Charitable donations relief is what mostly remains of what was once a highly important concept known as ‘charges on income’. This was developed early in the scheme of Income Tax as a means of securing revenue by using the deduction at source and ‘alienation’ principles. Where income represented pure income profit in the hands of a recipient, the payer deducted and retained tax and the recipient suffered tax by deduction. In order to ensure the tax reached the exchequer, different rules applied depending on whether or not the payment was made out of profits brought into the charge to Income Tax on the payer. See ICTA88/S348 and S349. Of particular significance was that annual interest fell within the scheme, which also covered annual payments such as annuities and royalties.

The ‘charges on income’ scheme lasted in substance for Income Tax until the Tax Law Rewrite exercise, but it never applied in the form described above to CT.

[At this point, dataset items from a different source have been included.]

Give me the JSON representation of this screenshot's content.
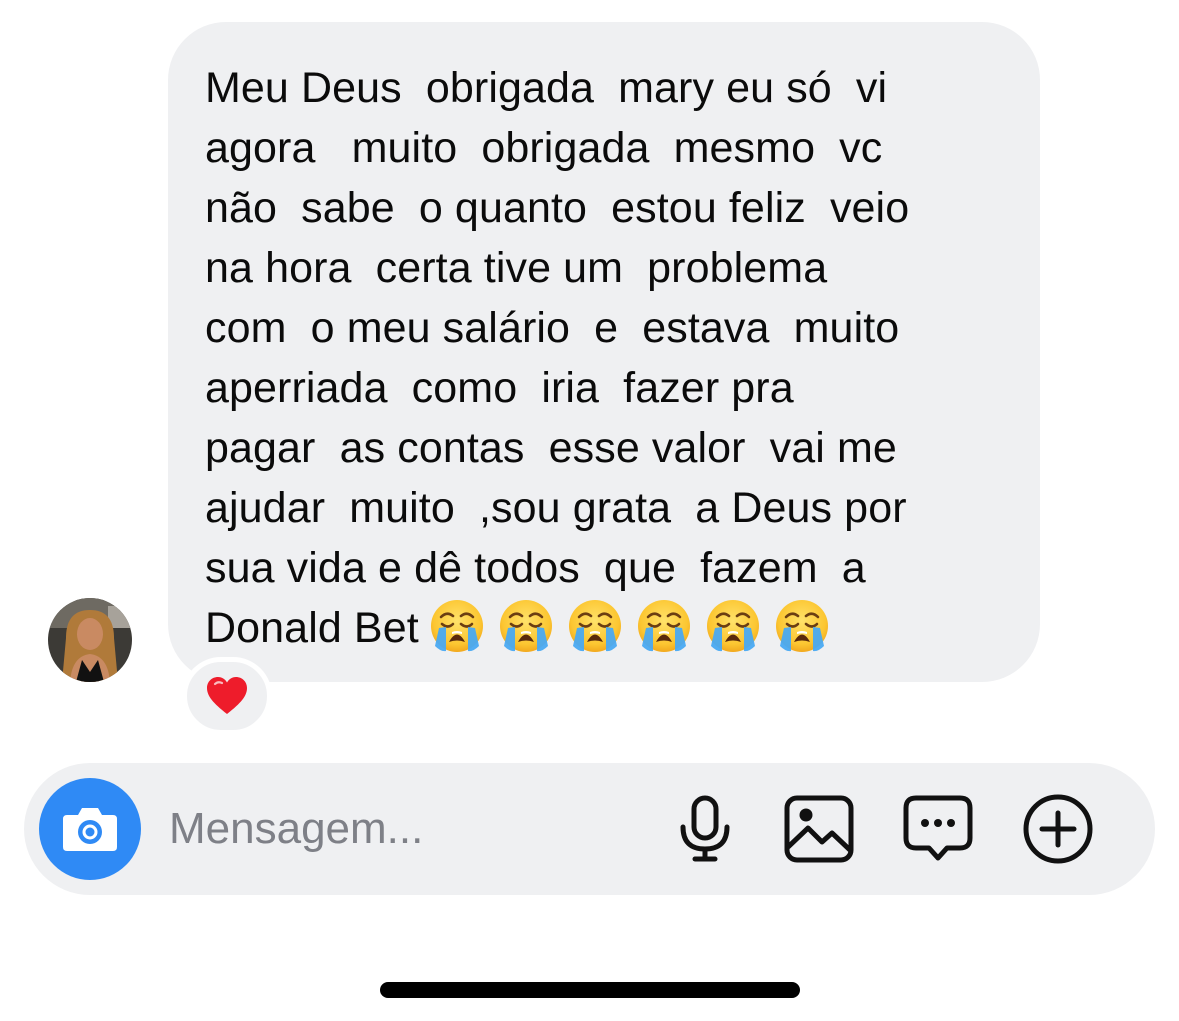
{
  "message": {
    "lines": [
      "Meu Deus  obrigada  mary eu só  vi",
      "agora   muito  obrigada  mesmo  vc",
      "não  sabe  o quanto  estou feliz  veio",
      "na hora  certa tive um  problema",
      "com  o meu salário  e  estava  muito",
      "aperriada  como  iria  fazer pra",
      "pagar  as contas  esse valor  vai me",
      "ajudar  muito  ,sou grata  a Deus por",
      "sua vida e dê todos  que  fazem  a",
      "Donald Bet"
    ],
    "trailing_emojis": [
      "loudly-crying-face",
      "loudly-crying-face",
      "loudly-crying-face",
      "loudly-crying-face",
      "loudly-crying-face",
      "loudly-crying-face"
    ],
    "reaction": "red-heart",
    "bubble_color": "#eff0f2"
  },
  "sender": {
    "avatar_icon": "profile-photo"
  },
  "composer": {
    "placeholder": "Mensagem...",
    "value": "",
    "camera_color": "#2f8af5",
    "actions": [
      "microphone-icon",
      "gallery-icon",
      "chat-options-icon",
      "add-icon"
    ]
  }
}
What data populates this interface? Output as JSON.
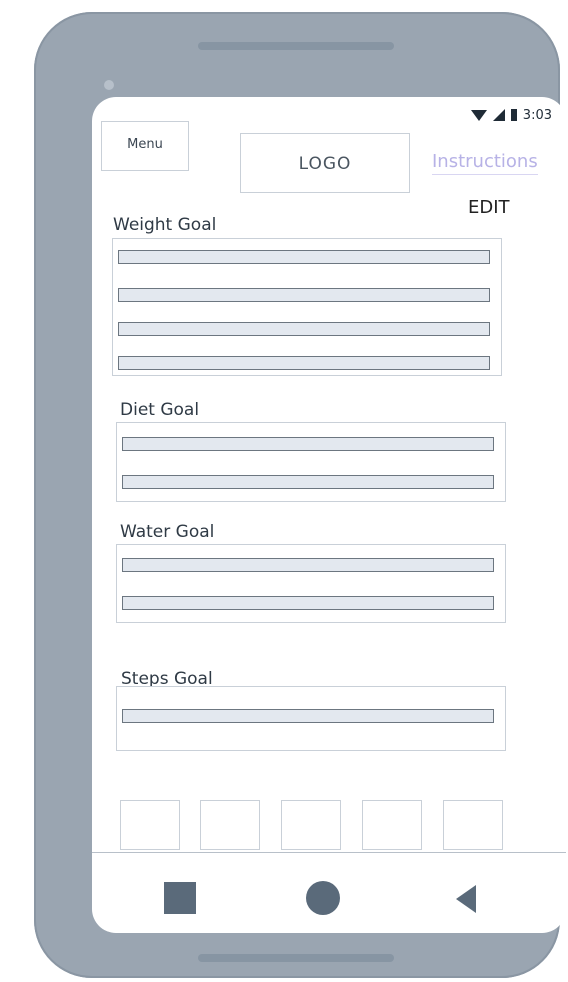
{
  "status": {
    "time": "3:03"
  },
  "header": {
    "menu_label": "Menu",
    "logo_label": "LOGO",
    "instructions_label": "Instructions",
    "edit_label": "EDIT"
  },
  "sections": {
    "weight": {
      "label": "Weight Goal"
    },
    "diet": {
      "label": "Diet Goal"
    },
    "water": {
      "label": "Water Goal"
    },
    "steps": {
      "label": "Steps Goal"
    }
  },
  "icons": {
    "wifi": "wifi-icon",
    "signal": "signal-icon",
    "battery": "battery-icon",
    "home": "circle-icon",
    "recents": "square-icon",
    "back": "back-triangle-icon"
  },
  "colors": {
    "phone_frame": "#9aa5b1",
    "instructions_link": "#b7b2e6",
    "field_fill": "#e3e8ef",
    "nav_icons": "#5a6a7a"
  }
}
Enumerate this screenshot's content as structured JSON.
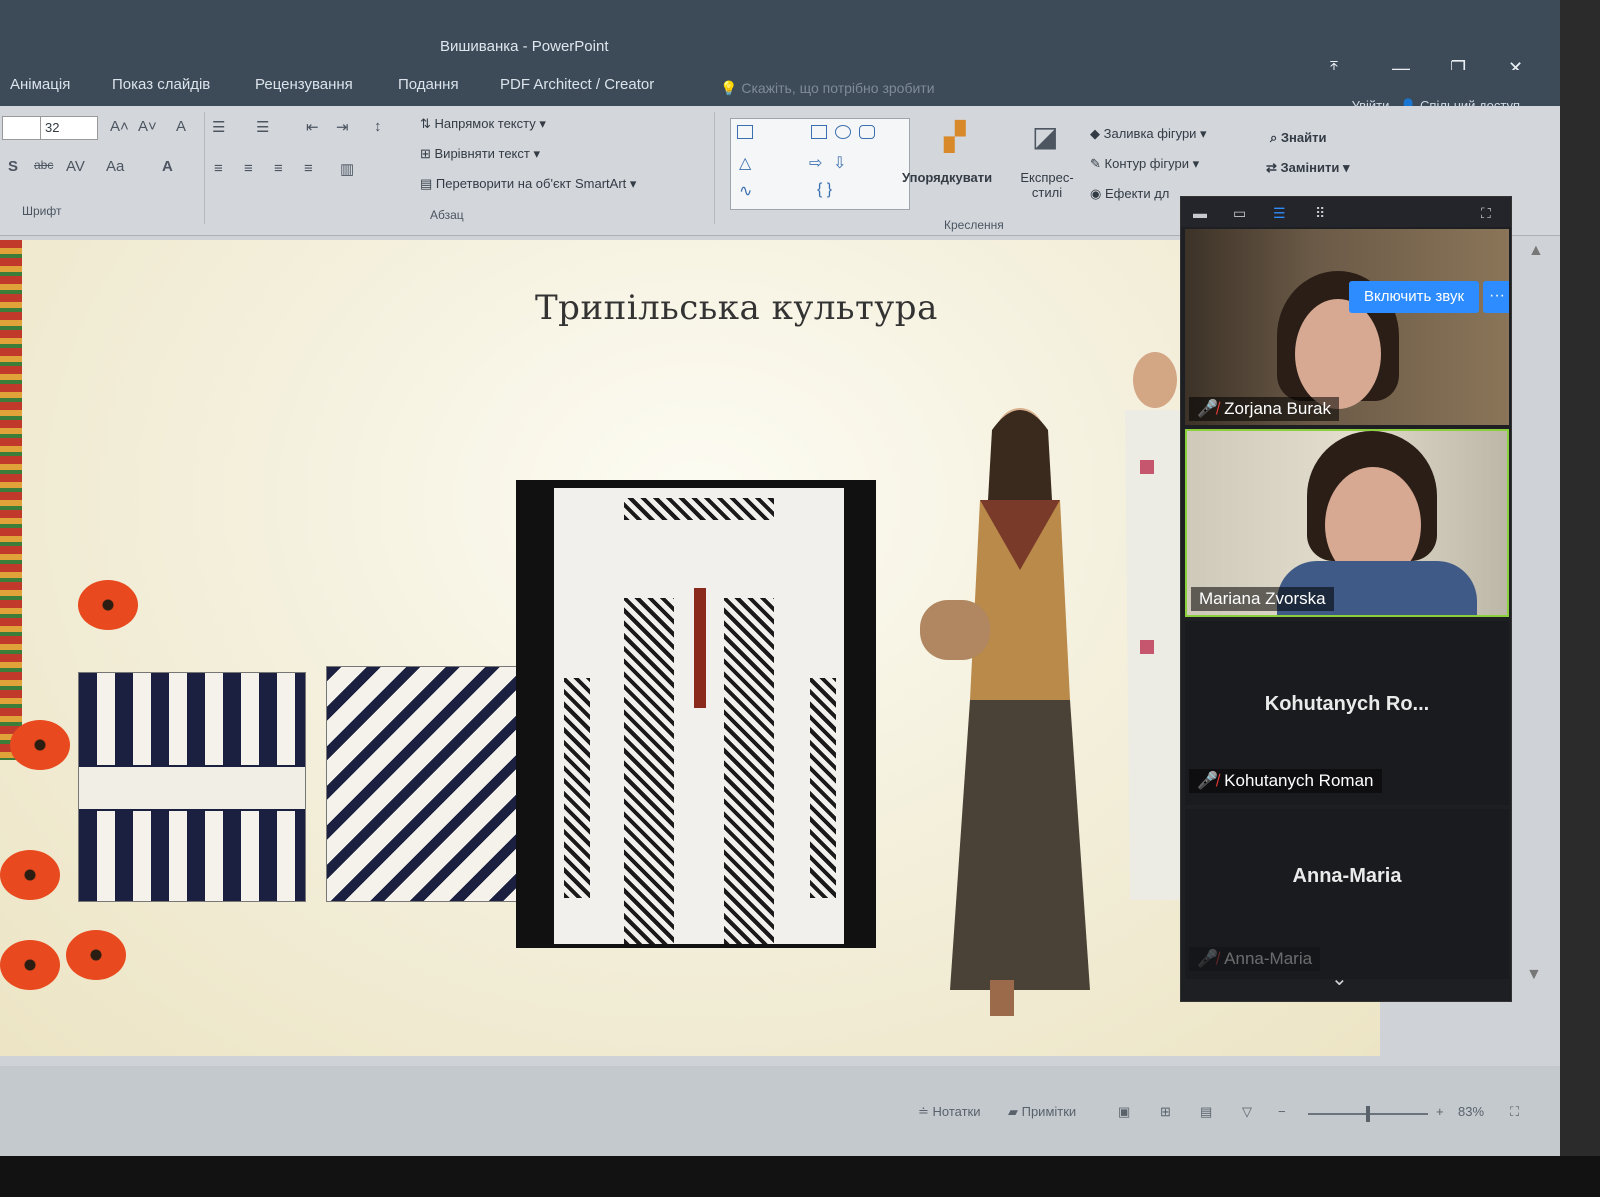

When CT was introduced by FA65, the aim was to create a scheme for a comprehensive new tax on companies, which had formerly paid Income Tax and Profits Tax. In place of the alienation/deduction at source approach, the company received relief for ‘allowable charges’ as deductions against total profits. Any charges that would otherwise have been allowable in the trading income calculation were added back to trading profits and were then allowed against total profits. FA65 reproduced some of the alienation rules, however. No relief was given where the payment was charged to capital, or it was not ultimately borne by the company, since in these cases the payment was not ‘made out of profits brought into the charge to tax’. There was a requirement for the payment to be for valuable and sufficient consideration, but with an exception for charitable covenants. Surplus charges could be carried forward, but only if laid out wholly and exclusively for trade purposes (ICTA88/S387). See CTM09100.

For CT the ‘loan relationships’ legislation introduced by FA96, now at CTA09/PART5, modernised a scheme for taxing and relieving interest payments which was described at the time as defying precise summary and one that had grown up over a century moved by a process of piecemeal change which bore little relationship to modern ideas of how corporate profits should be taxed. As this removed annual interest from the charges regime for CT it greatly reduced the relevance of charges for CT, with the main item remaining being charitable donations.

Restriction to qualifying charitable donations

The wide scope of ‘charges’ described above is now limited solely to qualifying charitable donations: CTA10/S189.

The predecessor of CTA10/S189 was ICTA88/S338, and that section was substituted for the original S338 by FA02/S84 (2) and FA02/SCH30 with effect from 25 July 2002. The scoping provisions ICTA88/S338A to S338B were also amended by FA02. F(2)A05/S38 subsequently amended the definition of charges in S388A (now CTA10/S190), and S388B (which dealt with annuities and annual payments) was repealed. The effect was to restrict charges on income for CT purposes to payments to a charity with effect for payments made on or after 16 March 2005.

ICTA88/S337A (1), which provided that in computing a company’s income from any source for CT purposes no deduction is given for charges on income, has been replaced by CTA09/S1301B which refers instead to qualifying charitable donations.

CTA10/S189 (1) and (2) allow the deduction of qualifying charitable donations from a company’s total profits (as reduced by any other relief except group relief) in computing CT chargeable for the accounting period in which they are paid.

CTA10/S189 (3) limits the deduction to the amount that reduces the company’s total profits for the period to nil.

CTA10/S189 (4) allows the deduction only in respect of payments made by the company in the accounting period concerned.